DEV Community

Cover image for Spring Security: Authentication and Authorization In-Depth

Spring Security: Authentication and Authorization In-Depth

Marco Behler on April 07, 2020

You can use this guide to understand what Spring Security is and how its core features like authentication, authorization or common exploit protect...
Collapse
 
brunodrugowick profile image
Bruno Drugowick • Edited

I'm halfway through, will read everything for sure since I believe security is way too important for us developers to not understand how it works... but I felt the need to come here and congratulate you for this comprehensive, complete and "unicorn-worthy" content!

Not only the content is complete but it's so much well written that i didn't even notice the last forty minutes I spent reading this article and two others linked here.

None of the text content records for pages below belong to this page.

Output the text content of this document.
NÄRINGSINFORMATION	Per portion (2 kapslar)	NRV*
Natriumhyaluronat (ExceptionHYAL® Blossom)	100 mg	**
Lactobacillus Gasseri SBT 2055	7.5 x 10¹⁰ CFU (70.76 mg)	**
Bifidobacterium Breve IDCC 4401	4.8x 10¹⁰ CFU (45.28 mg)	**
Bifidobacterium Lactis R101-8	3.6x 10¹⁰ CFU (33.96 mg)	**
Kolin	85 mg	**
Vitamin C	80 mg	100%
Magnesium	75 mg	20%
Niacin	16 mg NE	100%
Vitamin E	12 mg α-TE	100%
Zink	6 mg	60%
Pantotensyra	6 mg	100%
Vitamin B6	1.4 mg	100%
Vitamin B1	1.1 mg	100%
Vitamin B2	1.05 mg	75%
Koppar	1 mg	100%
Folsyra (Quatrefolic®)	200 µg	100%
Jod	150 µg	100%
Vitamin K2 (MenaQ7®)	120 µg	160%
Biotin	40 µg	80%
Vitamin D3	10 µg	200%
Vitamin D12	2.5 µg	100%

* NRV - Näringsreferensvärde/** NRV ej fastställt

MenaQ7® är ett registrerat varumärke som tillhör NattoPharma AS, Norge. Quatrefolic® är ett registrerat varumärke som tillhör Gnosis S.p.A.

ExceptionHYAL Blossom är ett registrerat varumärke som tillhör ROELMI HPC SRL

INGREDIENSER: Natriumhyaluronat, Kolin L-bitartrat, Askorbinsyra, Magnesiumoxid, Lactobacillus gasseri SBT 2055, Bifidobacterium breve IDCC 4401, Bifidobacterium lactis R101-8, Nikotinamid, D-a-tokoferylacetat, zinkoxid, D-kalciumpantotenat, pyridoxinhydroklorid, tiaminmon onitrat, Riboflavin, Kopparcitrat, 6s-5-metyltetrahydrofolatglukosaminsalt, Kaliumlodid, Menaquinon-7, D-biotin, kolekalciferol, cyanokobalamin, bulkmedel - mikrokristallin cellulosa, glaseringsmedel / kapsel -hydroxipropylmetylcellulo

Man, I envy your writing skills! =)

Collapse
 
marcobehler profile image
Marco Behler

Thank you very much for your kind words, Bruno!

Collapse
 
rapasoft profile image
Pavol Rajzak

That’s a really extensive guide, well done! I’ve had my fair share with almost everything that’s in this article, so I really appreciate you writing everything down! Nice job.

I will bookmark this and share it among my colleagues! :)

Collapse
 
marcobehler profile image
Marco Behler

Thanks!

Collapse
 
jackfr0st13 profile image
Deepak Choudhary

TLDR;
Kidding. Went through all of it only to find the one useful section missing 😂. Waiting for OAuth2 article now.

Great work on the in depth article here though. It's quite extensive and well writ.

Collapse
 
marcobehler profile image
Marco Behler

Everyone seems to be waiting for Oauth ...:D Will keep you posted.

Thanks!

Collapse
 
jackfr0st13 profile image
Deepak Choudhary

Wouldn't surprise me. A lot of companies are using to it.

Collapse
 
shostarsson profile image
Rémi Lavedrine

Didn't read everything, as it is too long for me.
But I bookmarked it.
I got through everything quickly and it just looks like a complete training about these topics.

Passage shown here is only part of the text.